Дело в том, что Перельман представил себе Еву, протянувшую плод с Древа Познания (сиречь, право перебирать виртуальности, ни одной не сделав целой); сделав это дело, Перельман позволил себе вернуться к Роксолане и жизнеописанию:
«Запустил я камнем и стряхнул ей ровно десять, да одно из них в навоз упало. А теперь она не хочет мне плащ давать.
Хозяйка это слышит и говорит мужу:
– Конечно: я-то получила ровно девять, а то, которое в навозе, не в счёт. Пусть он ещё раз бросит камень и ещё одно мне стряхнёт, тогда дам ему плащ.
– Да яблоко-то ещё не вызрело, – отвечает Эзоп.
Ксанф выслушал обоих, приказал дать Эзопу плащ и говорит:
– Ступай, Эзоп, сейчас на рынок, а то мне невмоготу; потом стряхнёшь то яблоко и отдашь хозяйке.
– Непременно, муженёк, – говорит хозяйка, – только ты сам не тряси, пускай Эзоп стряхнёт, а я тогда и отдам ему плащ.»
Вот так Роксолана и решила, как поступить с Перельманом: разумеется, предать.
– Ладно, что рассуждать об очевидном, – говорит она пленнику. – Пошли наверх, там видно будет, что будет.

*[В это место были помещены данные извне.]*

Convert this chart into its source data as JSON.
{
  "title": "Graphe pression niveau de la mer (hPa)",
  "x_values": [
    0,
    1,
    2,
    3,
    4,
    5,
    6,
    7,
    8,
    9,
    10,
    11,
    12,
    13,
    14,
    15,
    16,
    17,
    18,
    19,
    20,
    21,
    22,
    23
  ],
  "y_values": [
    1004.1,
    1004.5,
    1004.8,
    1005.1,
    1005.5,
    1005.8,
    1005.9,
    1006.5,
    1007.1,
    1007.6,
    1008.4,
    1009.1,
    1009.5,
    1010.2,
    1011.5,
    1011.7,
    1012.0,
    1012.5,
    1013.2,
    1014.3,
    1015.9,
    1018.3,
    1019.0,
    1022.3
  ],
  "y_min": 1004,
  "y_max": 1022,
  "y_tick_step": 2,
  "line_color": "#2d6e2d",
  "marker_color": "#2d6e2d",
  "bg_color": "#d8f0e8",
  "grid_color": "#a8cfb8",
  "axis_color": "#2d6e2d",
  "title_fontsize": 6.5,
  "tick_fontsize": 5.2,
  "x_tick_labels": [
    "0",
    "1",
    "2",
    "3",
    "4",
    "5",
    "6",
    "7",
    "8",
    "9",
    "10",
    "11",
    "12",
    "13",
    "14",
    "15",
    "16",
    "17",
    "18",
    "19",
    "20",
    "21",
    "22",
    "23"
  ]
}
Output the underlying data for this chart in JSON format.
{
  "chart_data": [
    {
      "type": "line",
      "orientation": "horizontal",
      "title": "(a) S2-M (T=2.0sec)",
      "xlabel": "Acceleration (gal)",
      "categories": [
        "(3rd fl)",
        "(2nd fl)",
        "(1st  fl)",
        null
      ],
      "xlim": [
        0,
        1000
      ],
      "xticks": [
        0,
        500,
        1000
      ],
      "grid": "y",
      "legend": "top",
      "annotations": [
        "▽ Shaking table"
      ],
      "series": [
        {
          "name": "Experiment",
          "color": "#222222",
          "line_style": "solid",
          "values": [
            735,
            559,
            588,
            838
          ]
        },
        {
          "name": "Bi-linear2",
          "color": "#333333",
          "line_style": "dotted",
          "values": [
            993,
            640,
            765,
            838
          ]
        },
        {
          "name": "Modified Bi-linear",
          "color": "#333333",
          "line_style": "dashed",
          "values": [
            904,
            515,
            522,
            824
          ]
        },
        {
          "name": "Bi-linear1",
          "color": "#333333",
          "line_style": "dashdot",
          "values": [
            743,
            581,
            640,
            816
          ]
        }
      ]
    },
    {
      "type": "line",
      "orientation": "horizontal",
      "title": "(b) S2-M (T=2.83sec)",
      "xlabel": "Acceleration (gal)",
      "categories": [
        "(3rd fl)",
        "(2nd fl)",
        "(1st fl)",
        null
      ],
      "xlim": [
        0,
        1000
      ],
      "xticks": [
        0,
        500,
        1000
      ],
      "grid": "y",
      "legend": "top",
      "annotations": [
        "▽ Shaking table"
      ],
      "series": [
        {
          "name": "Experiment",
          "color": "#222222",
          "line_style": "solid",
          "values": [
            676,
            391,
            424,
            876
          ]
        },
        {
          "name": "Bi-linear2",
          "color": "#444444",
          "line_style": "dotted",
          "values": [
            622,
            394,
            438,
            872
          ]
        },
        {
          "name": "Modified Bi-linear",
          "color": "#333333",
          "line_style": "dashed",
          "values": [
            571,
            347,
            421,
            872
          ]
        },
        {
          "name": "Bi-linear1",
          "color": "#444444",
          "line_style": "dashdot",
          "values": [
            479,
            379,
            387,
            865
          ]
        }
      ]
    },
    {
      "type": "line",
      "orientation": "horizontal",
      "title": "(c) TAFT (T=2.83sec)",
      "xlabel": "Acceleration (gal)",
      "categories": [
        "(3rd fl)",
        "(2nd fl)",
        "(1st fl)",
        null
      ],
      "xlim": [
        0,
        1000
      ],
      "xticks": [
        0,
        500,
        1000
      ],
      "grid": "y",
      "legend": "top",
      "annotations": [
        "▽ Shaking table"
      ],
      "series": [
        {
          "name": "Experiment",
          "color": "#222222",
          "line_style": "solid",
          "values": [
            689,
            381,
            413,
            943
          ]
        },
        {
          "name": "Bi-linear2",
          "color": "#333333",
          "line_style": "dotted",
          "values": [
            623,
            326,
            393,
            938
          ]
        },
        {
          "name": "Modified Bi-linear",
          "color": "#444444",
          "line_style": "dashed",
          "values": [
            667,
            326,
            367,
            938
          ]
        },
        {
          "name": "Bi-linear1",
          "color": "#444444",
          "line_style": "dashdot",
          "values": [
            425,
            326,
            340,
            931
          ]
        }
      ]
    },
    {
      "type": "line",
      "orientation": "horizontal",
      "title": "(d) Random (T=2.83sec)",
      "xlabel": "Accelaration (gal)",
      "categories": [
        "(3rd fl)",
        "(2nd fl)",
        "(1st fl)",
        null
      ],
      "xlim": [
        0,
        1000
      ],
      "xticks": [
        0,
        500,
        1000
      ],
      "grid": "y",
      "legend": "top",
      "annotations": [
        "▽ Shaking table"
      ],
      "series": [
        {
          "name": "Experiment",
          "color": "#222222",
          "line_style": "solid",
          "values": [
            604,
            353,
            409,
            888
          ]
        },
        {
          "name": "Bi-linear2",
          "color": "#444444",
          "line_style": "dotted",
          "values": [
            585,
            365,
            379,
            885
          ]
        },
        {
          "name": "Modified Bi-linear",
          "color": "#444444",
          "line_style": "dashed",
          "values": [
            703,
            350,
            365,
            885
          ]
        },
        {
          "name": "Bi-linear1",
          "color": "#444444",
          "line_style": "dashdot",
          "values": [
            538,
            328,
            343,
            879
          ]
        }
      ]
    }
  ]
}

Пленник, однако, продолжал рассуждать об очевидном:
– О! – молча воскликнул Перельман. – Я непременно должен иметь даму сердца. Иначе и перебор вероятностей (как струны у глупой гитаристки Вермеера), и выбор из их множества одной единственной версификации – лишаются смысла.
Роксолана услышала о своей глупости и утвердилась в том, что и без утверждений несомненно: в своём предательстве.
– Только она одна может достойно наградить доблесть рыцаря или прозрение пророка. Но где же её найти?
– А ты вспомни об одной хорошенькой крестьянке из соседнего села, которую абстрактный мечтатель-хохол мог бы назвать
Роксолане (прикованной к земле) – не был нужен абстрактный мечтатель-хохол. Роксолана (прикованная к земле) – услышала, как Перельман подумал о давным-давно расстрелянном Лорке: она (вершителница судеб османской империи) – не хотела зваться именем заморской провинции!
Она подошла к Перельману и поцеловала поцелуем апостола, просто сказав:
– Тебя не расстреляют, колорад, не дождешься. Тебя, как мусульмане или древние евреи неверную жену, забью камнями.
– Давно пора! – съюродствовал Перельман, вспомнив эпизод с выкалыванием очей мастерам – из великого фильма Тарковского «Страсти по Андрею»: его мир сдвинулся в реальности человеческой культуры, которая давным-давно перестала с самим человеком считаться: не позволяла себя разложить на счеты «ать-два, ать-два».
Но на «ать-два-три» – могла повестись: море волнуется «три», на месте фигура замри!
– Всё верно, – сказала женщина. – Это как грехопадение. Соглашайся, что я всегда права, и пошли умирать.
Он согласился и продолжил побеждать.